Update: Philip informed me that Glenn Miller's The Hop (composed by Ray Conniff) was also known as Victory Hop and V for Victory Hop and was featured in many of Miller's live performances.  Using information from John Flower's Moonlight Serenade, he dates the recording at Feb., 1942.  This is definitely the same number--a live recording can be found on line.




DOWNLOAD: Memorial Day, 2019






A Ballad from Vietnam (The Rain on the Leaves)--Mitch Miller and the Gang, 1965
Over There Fantasie (Grofe)--The United States Army Band, Colonel Samuel Loboda--Leader and Commanding Officer, 1975.
Come Josephine in My Flying Machine--Spike Jones, v: The Boys in the Back Room and King Jackson, 1942
Good Bye, Dolly Gray--Columbia Quartette, 1901
March for Americans (Grofe)--March for Americans (Grofe)--Meredith Willson and His Orch., 1941.
The Hop (Ray Coniff)--Glenn Miller and His Orch.
My Dough-Boy--One-Step (Hugo Frey)--Joseph C. Smith's Orch., 1918
American Salute (Morton Gould)--Howard Mitchell c. National Symphony Orch., 1961
The Spirit of This Land--Charlie Rogers (Hit Records 155; 1964)
The Battle of New Orleans (Driftwood)--Vaughn Monroe, w. Norman Leyden, his Orch. and Chorus, 1959
The Stars and Stripes Forever (Sousa)--The Thunderer, 1959
The Trumpeter--The Trumpeter--Raymond Newell, Baritone; Ion Swinley, Narrator, 1929.


Lee

5 comments:

Buster said...

What an imaginative playlist! Thanks, Lee. Have a good holiday.

Philip said...

Great selection.
"The Hop" -- also known as "Victory Hop" and "V for Victory Hop" featured in a lot of Miller's performances around 1941-42. The recording would seem to date from February, 1942. (I got this from John Flower's "Moonlight Serenade".)

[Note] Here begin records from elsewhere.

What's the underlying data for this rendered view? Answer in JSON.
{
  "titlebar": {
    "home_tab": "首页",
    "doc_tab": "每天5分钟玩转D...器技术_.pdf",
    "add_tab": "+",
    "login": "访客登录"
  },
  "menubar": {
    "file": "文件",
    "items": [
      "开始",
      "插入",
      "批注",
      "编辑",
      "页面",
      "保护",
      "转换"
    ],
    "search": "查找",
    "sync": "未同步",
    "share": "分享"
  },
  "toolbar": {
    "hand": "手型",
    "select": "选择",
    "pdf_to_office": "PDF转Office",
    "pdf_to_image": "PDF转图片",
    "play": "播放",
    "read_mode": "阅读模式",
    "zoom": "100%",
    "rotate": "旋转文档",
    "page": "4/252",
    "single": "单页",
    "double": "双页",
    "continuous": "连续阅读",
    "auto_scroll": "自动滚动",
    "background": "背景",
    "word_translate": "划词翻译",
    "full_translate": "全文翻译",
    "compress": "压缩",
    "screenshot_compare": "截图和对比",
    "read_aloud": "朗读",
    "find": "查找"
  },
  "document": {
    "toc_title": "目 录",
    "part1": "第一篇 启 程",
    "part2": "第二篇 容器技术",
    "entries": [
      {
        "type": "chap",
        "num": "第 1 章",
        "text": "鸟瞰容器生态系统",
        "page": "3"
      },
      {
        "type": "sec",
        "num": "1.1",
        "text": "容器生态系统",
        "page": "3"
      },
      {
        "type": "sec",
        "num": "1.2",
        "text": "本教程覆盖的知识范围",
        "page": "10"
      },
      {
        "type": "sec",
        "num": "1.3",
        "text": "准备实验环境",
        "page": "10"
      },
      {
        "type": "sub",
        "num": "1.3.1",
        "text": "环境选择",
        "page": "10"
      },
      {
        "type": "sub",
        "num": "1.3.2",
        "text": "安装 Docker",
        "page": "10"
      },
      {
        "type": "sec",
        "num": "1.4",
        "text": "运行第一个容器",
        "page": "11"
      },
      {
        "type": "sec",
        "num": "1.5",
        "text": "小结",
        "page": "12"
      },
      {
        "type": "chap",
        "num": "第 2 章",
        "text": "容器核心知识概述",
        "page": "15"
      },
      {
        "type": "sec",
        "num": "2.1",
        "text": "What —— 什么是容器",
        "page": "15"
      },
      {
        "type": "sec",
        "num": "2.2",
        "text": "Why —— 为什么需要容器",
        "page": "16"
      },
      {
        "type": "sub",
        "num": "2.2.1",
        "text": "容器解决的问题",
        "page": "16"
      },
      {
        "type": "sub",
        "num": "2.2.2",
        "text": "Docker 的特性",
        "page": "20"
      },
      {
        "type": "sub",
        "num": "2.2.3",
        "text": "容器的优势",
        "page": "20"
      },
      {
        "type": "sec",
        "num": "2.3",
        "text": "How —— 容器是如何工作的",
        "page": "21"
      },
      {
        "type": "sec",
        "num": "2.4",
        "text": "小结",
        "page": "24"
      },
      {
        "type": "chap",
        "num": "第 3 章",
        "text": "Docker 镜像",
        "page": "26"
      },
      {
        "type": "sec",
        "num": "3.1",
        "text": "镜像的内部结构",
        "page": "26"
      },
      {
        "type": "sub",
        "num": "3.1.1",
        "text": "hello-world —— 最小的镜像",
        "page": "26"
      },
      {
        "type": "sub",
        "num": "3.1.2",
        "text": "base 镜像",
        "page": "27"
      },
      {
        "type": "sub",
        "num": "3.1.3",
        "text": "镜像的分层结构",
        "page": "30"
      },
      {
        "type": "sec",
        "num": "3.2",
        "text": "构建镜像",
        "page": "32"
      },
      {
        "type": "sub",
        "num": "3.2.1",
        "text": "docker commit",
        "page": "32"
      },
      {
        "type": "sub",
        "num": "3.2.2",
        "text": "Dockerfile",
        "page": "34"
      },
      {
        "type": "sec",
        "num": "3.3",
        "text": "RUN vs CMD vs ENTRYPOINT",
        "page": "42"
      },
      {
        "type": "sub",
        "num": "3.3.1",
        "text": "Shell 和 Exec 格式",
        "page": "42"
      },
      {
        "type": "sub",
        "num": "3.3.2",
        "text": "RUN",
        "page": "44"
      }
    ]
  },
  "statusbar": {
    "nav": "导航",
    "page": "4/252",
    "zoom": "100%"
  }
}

Best of everything on Memorial Day.

Philip

Lee Hartsfeld said...

Buster,

You, too!

Philip,

Same to you, Philip, and a million thanks for that information. It connects the selection with the holiday perfectly! I must have had some ESP that told me as much. It just seemed right for the day.

Ernie said...

Very interesting playlist here, Lee. Thanks for pulling it all together!

Tim Blessing said...

"V for Victory Hop" was announced by Miller as a new tune on his November 8, 1941 Sunset Serenade program. Conniff had to have written it before then.